Image by Ridho Nur Imansyah via Flickr

Welcome back to the blog. I haven’t posted anything in a while due to work commitments therefore I thought I’d come back with something a little bit different. I want to highlight and discuss the relationship between the current influx of superhero movies and the toy industry. This idea came to me recently when I was browsing through a local toy store and saw a large amount of shelf space devoted to Thor and Captain America: The First Avenger merchandise.

Granted most comic book movies will have toy lines to appeal to the young children or collectors who’ve seen the films, but when does it get to a point when the movies themselves are constructed with the toy lines in mind? Joel Schumacher‘s Batman & Robin was criticised for being a two hour-long toy commercial, which illustrates how film studios do factor in how the films can generate money from toy merchandise. It didn’t stop there for the Batman franchise, as some would argue his latest in film gadget, The Bat-Pod was purposely created to sell toys.

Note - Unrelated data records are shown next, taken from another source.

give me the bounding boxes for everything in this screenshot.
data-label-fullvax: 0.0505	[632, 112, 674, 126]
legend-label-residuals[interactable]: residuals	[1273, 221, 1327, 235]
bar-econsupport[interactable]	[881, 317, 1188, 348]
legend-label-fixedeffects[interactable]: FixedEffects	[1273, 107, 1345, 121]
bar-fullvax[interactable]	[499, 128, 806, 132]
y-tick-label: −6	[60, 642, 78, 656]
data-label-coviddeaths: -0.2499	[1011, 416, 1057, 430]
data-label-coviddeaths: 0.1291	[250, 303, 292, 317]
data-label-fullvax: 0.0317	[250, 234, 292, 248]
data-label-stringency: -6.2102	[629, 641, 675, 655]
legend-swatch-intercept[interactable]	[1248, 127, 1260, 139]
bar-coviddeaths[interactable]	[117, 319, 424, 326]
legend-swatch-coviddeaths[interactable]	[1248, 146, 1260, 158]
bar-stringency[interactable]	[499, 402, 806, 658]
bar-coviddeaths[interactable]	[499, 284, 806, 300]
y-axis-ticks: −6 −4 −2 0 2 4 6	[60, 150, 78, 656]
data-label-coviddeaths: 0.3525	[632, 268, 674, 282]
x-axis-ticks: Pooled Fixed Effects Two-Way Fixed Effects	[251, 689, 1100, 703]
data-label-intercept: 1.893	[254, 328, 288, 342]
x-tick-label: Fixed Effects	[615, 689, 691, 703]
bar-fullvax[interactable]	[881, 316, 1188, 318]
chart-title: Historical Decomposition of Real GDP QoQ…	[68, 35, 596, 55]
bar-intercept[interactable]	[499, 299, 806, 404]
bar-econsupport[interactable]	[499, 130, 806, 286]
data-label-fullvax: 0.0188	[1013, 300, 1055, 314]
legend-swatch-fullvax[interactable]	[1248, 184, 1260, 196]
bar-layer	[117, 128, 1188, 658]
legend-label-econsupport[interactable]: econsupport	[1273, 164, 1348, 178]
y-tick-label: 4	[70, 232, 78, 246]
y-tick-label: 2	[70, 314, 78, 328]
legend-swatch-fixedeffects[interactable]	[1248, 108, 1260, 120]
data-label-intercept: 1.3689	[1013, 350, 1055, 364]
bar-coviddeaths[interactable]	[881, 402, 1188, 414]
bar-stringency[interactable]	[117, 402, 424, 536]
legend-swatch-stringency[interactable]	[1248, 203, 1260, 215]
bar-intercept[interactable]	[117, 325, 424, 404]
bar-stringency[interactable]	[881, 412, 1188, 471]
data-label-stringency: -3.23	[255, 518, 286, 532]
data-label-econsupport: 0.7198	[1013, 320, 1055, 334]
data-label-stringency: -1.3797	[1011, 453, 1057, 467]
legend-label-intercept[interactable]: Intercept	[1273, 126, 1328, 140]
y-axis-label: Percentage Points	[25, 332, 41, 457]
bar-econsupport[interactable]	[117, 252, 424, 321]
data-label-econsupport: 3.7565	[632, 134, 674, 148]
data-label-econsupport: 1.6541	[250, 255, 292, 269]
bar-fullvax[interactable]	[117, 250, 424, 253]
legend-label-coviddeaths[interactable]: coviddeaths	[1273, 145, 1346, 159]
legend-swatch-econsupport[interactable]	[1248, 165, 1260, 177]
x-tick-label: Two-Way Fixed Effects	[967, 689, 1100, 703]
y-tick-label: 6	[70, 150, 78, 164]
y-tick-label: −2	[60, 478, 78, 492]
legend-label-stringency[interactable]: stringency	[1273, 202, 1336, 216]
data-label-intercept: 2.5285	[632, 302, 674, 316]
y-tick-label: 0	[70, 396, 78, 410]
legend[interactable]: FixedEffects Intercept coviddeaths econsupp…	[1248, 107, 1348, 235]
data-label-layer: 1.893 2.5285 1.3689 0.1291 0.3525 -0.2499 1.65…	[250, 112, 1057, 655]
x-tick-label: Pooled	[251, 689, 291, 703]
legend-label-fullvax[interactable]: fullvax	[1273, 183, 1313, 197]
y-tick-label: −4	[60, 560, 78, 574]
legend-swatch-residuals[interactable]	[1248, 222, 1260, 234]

The Iron Man film franchise can easily be seen as having a vast toyetic approach. Robots vs. robots, the toys basically sell themselves. It was Iron Man 2 however that raised questions over how much planning had been put into the film’s toyetic appeal. The ending of Iron Man 2 was essentially a battle royale for robots. In what was a clustered finale, Iron Man and War Machine unleashed fire upon countless Hammer Drones in a scenario that didn’t really fit in place with the rest of the film, considering how little action was found in Iron Man 2’s first half. Was the action focused ending just a way to make sure the film generates toy sales?

Last month’s super debutant Thor is a little harder to make toyetic. But what the toy companies did do is generate toys based on the weapons in Thor. For instance Hasbro created an electronic hammer and heavily advertised it though television. What child wouldn’t want to be a Norse god? Captain America: The First Avenger is the toyline that most got my attention. It’s obvious Cap’s figures and play sets have been heavily designed with G.I. Joe in mind. That’s a great and clever marketing technique, but to what extent does that ideology cross over into the film? Is Captain America going to be driving a 4×4 and a fighter jet as well as his trademark motorbike throughout the film? Are The First Avenger’s action scenes going to be story devices for advertising toys?

These are just some examples of how some comic book movies have made their marketing intentions clear throughout the films. In some cases the toyetic approach is not a problem, providing the action scenes are well constructed and actually fit into the context of the films. The X-Men franchise (bar X-Men Origins: Wolverine) is probably the best comic book movie franchise that doesn’t over exploit the toyetic approach. That’s where FOX trump over Marvel Studios. Marvel need to make sure they don’t spoil any future movies, buy trying to generate toy sales.